Elas são frias ao tomar decisões e agem impulsivamente. Consequentemente, o fato de violar as normas sociais está longe de incomodá-las. É por isso que quando entram em contato com a sociedade parece que voam faíscas, porque o conflito é a norma e não a exceção.
“A psicopatia é caracterizada por ter baixos níveis de bondade e responsabilidade.”
-Fernando Renee González-
O que são decisões morais?
Podemos definir as decisões morais como o caminho que seguimos ao raciocinar sobre um fato com o objetivo de discernir se a solução é correta ou incorreta do ponto de vista moral. O estudo das decisões morais normalmente é feito por meio de dilemas.
Os dilemas sociais podem ser classificados em três grandes áreas:
- Pessoal, quando aludem a comportamentos susceptíveis de causar danos graves directamente a uma pessoa ou a um grupo.
- Impessoais, quando se referem a comportamentos que afetam indiretamente alguém.
- Com ausência de avaliação moral, quando implicam comportamentos alternativos num contexto de ausência de dano.
Por sua vez, as decisões que tomamos nos dilemas morais podem ser utilitárias ou não utilitárias. As decisões utilitárias se caracterizam por buscar o bem para o maior número de sujeitos envolvidos no dilema, mesmo que isso implique em causar prejuízo a alguns deles. Por exemplo, se apesar da morte de uma pessoa, salvamos duas. Em outro sentido, as decisões não utilitárias implicam que ninguém sairá prejudicado após o processo de avaliação.
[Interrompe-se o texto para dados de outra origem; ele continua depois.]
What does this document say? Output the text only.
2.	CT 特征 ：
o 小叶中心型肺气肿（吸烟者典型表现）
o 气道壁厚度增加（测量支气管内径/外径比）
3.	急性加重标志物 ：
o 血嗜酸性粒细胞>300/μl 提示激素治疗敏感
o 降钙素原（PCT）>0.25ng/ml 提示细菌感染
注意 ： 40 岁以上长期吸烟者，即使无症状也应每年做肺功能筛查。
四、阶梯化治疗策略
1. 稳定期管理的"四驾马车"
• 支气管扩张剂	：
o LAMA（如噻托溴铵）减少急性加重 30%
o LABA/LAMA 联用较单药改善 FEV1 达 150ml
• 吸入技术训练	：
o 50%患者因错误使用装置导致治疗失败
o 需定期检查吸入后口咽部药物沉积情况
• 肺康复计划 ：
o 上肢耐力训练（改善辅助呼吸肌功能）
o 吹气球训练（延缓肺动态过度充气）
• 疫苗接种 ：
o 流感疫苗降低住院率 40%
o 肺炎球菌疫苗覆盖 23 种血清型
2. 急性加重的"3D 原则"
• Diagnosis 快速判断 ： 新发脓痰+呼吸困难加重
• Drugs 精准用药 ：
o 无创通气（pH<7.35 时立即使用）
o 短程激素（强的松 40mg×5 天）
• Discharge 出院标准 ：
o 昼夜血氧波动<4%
«As pessoas costumam tomar decisões utilitárias em dilemas não morais; ao enfrentar dilemas pessoais ou impessoais, as decisões tendem a ser não utilitárias.
-Fernando Renee González-
Estresse: fator que relaciona a personalidade sombria e as decisões morais
A supersaturação emocional é um fator que impacta na hora de decidir sobre dilemas morais. Nesse sentido, quando surge algum estímulo do contexto superior à nossa capacidade de enfrentamento, surge o estresse.
É então que, sob condições de estresse, nossa capacidade de raciocinar e tomar decisões sobre dilemas morais sofre. Isso ocorre intensamente em situações morais conflitantes e em pessoas com traços sombrios de personalidade.
“O estresse inibe o controle cognitivo necessário para interromper as respostas emocionais e automáticas.”
-Fernando Renee González-
Alterações na cognição social
Em condições estressantes, pessoas com traços sombrios de personalidade apresentam déficits em sua cognição social. A cognição social refere-se à maneira como operamos, transformamos e processamos informações relacionadas a outras pessoas. De fato, uma das conclusões do estudo é que aqueles que possuem esses traços de personalidade tendem a tomar um maior número de decisões utilitárias, ou seja, para eles o fato de prejudicar os outros não é importante, se o benefício máximo for alcançado com isso.
Nesse sentido, os dilemas morais podem gerar altos níveis de supersaturação emocional, o que, por sua vez, gera estresse. Em pessoas sem essas características, o estresse emocional inibe a tomada de decisão moral utilitária. No entanto, pessoas com traços de personalidade sombrios têm um certo grau de insensibilidade a esse estresse emocional. Consequentemente, elas tendem a tomar decisões morais utilitárias.
Como mencionamos, para personalidades sombrias, os meios pelos quais o objetivo é alcançado são irrelevantes, desde que o objetivo seja alcançado. A ineficácia da empatia pode desempenhar um papel importante na insensibilidade emocional dessas pessoas, levando-as a se comportar de forma narcisista e maquiavélica quando é sugerido que para “ganhar” alguém tem que se machucar.
“A preferência pela tomada de decisão utilitária também pode surgir da diminuição da preocupação com a moralidade que às vezes é atribuída a pessoas com altos traços da tríade obscura”.